View this article at: http://www.electronista.com/articles/07/11/01/groups.unite.vs.comcast/
Thursday, Nov 01, 2007 3:15pm
Groups unite to undo Comcas...
A number of consumer groups and legal scholars have united to petition the FCC over Comcast's bandwidth policies, the Associated Press reports. The news organization recently uncovered that Comcast has been sabotaging BitTorrent traffic, slowing it down or preventing it from functioning at all. Consumers Union, Media Access Project, the Consumer Federation of America and professors from Yale, Harvard and Stanford's law schools have come forward, asking the FCC to label Comcast in violation of government policy; two more groups, Free Press and Public Knowledge, are asking for a $195,000 fine per affected subscriber.

An executive VP with Comcast, David Cohen, has responded by saying that FCC policies acknowledge a need to control network traffic.
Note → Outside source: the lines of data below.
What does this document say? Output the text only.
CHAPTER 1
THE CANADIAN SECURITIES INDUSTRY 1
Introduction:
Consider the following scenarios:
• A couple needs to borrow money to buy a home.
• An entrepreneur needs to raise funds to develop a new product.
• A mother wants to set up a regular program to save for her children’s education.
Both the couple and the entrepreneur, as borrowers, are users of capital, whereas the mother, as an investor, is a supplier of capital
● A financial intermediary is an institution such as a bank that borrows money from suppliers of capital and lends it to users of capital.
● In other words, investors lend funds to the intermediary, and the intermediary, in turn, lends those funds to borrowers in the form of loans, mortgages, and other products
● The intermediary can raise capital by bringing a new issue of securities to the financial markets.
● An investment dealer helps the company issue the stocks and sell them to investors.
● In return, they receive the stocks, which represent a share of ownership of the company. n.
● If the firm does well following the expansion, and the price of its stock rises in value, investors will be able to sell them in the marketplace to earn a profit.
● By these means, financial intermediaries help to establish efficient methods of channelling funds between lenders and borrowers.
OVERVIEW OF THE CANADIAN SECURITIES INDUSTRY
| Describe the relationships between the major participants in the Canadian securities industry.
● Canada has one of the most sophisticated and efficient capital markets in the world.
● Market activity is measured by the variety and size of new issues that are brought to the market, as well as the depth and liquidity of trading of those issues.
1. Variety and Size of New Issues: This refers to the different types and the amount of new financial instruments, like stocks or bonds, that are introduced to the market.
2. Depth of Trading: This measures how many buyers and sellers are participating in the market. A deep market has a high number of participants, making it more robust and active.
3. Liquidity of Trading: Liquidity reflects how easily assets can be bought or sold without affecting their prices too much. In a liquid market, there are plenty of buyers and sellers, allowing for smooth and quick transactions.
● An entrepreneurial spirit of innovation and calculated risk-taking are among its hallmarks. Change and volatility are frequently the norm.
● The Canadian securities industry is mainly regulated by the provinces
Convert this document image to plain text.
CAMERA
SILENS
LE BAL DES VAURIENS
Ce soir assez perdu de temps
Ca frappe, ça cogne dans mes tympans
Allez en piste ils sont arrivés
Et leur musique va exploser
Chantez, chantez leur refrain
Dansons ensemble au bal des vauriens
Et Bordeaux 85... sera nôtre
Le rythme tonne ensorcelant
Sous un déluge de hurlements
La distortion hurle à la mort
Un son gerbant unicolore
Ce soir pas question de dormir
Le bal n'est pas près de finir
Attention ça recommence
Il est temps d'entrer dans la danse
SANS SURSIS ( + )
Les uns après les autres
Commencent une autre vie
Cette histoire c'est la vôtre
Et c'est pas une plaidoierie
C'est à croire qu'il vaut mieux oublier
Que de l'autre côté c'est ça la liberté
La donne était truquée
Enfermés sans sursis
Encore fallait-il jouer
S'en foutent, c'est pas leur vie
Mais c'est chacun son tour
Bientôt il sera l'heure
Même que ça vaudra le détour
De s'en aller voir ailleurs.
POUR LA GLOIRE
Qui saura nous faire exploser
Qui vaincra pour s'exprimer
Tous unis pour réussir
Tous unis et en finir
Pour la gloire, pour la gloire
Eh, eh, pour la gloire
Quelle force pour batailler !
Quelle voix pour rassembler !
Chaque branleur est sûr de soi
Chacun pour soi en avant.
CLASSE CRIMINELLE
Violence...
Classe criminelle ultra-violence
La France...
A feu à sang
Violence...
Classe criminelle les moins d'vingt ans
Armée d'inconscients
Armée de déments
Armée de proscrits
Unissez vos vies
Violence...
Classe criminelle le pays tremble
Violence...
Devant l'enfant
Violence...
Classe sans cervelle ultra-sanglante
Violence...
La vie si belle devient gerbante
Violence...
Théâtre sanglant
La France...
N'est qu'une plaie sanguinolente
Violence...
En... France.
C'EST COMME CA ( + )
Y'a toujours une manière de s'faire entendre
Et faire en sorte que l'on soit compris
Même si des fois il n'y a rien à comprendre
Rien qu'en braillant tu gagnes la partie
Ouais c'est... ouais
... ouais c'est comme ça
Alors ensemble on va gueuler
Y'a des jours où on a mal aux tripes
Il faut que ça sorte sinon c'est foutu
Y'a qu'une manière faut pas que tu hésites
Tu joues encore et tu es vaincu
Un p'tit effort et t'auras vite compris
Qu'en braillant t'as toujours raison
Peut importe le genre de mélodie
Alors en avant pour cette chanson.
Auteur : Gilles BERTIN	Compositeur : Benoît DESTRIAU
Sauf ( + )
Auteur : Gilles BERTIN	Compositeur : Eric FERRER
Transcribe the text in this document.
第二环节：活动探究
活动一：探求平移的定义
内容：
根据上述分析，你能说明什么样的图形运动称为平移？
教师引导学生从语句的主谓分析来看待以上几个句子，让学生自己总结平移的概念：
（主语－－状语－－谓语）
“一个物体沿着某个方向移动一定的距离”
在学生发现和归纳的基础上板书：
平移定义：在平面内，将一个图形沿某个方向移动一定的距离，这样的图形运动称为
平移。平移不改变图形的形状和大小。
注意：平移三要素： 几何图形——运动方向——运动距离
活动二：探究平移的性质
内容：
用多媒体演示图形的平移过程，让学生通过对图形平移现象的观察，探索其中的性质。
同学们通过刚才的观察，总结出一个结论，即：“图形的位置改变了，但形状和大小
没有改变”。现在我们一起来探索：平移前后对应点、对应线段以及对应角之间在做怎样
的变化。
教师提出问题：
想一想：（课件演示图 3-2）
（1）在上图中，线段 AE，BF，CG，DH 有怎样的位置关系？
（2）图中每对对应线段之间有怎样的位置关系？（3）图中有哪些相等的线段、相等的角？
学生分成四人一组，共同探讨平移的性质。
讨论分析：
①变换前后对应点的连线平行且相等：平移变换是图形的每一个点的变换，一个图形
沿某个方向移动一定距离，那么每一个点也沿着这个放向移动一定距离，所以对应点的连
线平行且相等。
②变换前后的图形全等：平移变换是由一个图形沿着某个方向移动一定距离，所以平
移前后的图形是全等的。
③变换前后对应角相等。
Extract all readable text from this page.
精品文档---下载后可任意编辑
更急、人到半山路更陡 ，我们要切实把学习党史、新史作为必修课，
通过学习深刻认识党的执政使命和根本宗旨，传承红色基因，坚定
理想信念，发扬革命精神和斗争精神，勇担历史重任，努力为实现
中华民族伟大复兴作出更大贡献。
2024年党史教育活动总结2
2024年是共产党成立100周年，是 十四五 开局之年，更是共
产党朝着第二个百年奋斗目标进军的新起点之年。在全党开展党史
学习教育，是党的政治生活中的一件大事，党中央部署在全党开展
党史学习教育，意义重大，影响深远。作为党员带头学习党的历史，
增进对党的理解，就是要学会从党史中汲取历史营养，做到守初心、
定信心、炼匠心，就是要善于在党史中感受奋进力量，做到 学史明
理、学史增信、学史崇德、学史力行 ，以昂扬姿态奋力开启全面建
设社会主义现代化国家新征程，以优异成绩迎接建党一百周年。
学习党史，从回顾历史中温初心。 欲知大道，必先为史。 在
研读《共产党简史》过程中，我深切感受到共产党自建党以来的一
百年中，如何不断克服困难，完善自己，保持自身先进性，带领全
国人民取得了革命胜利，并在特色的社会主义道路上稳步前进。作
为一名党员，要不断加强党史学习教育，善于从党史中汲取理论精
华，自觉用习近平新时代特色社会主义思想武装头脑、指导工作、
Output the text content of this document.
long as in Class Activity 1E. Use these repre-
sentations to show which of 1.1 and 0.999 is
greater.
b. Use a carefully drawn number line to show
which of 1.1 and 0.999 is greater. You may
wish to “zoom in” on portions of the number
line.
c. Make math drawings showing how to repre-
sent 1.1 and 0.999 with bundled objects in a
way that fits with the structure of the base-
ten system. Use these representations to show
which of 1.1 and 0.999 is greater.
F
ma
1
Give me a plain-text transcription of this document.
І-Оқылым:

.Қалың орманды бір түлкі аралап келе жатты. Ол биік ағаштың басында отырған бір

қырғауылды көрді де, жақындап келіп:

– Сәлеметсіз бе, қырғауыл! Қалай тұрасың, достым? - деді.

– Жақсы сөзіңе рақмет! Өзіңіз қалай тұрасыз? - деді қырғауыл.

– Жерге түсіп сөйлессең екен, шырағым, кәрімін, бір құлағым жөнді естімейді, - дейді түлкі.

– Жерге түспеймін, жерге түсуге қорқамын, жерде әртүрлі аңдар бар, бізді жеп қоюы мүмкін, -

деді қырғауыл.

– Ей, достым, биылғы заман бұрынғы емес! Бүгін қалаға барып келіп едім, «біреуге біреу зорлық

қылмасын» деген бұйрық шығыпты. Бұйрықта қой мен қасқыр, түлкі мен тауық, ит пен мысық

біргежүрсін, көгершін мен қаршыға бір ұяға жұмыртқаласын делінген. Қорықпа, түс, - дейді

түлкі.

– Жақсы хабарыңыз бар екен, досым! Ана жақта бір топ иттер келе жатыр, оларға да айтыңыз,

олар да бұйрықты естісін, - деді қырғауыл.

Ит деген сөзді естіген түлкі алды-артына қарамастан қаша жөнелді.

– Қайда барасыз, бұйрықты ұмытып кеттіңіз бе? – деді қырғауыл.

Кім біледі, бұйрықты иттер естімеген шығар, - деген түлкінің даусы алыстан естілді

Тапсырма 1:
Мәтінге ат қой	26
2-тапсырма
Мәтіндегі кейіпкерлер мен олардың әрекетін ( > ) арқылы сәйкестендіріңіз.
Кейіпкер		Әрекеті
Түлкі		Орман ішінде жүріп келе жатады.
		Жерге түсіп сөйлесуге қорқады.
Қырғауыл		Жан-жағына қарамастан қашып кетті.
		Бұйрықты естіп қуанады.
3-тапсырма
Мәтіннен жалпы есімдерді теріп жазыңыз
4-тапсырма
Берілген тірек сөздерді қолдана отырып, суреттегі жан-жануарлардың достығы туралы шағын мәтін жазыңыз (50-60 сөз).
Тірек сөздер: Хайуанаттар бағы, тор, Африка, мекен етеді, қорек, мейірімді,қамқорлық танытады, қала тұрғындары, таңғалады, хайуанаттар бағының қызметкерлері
The company has in the past admitted to "delaying" BitTorrent traffic, but insists it is unavoidable, since even a small number of file sharers can slow an entire network.

Comcast's bandwidth control may however constitute a violation of net neutrality, a policy espoused by the FCC and many non-governmental organizations, stating that all Internet traffic should be handled equally. The difficulty is that neutrality has not been a legal obligation since 2005, leaving open the possibility that no action may be taken against Comcast.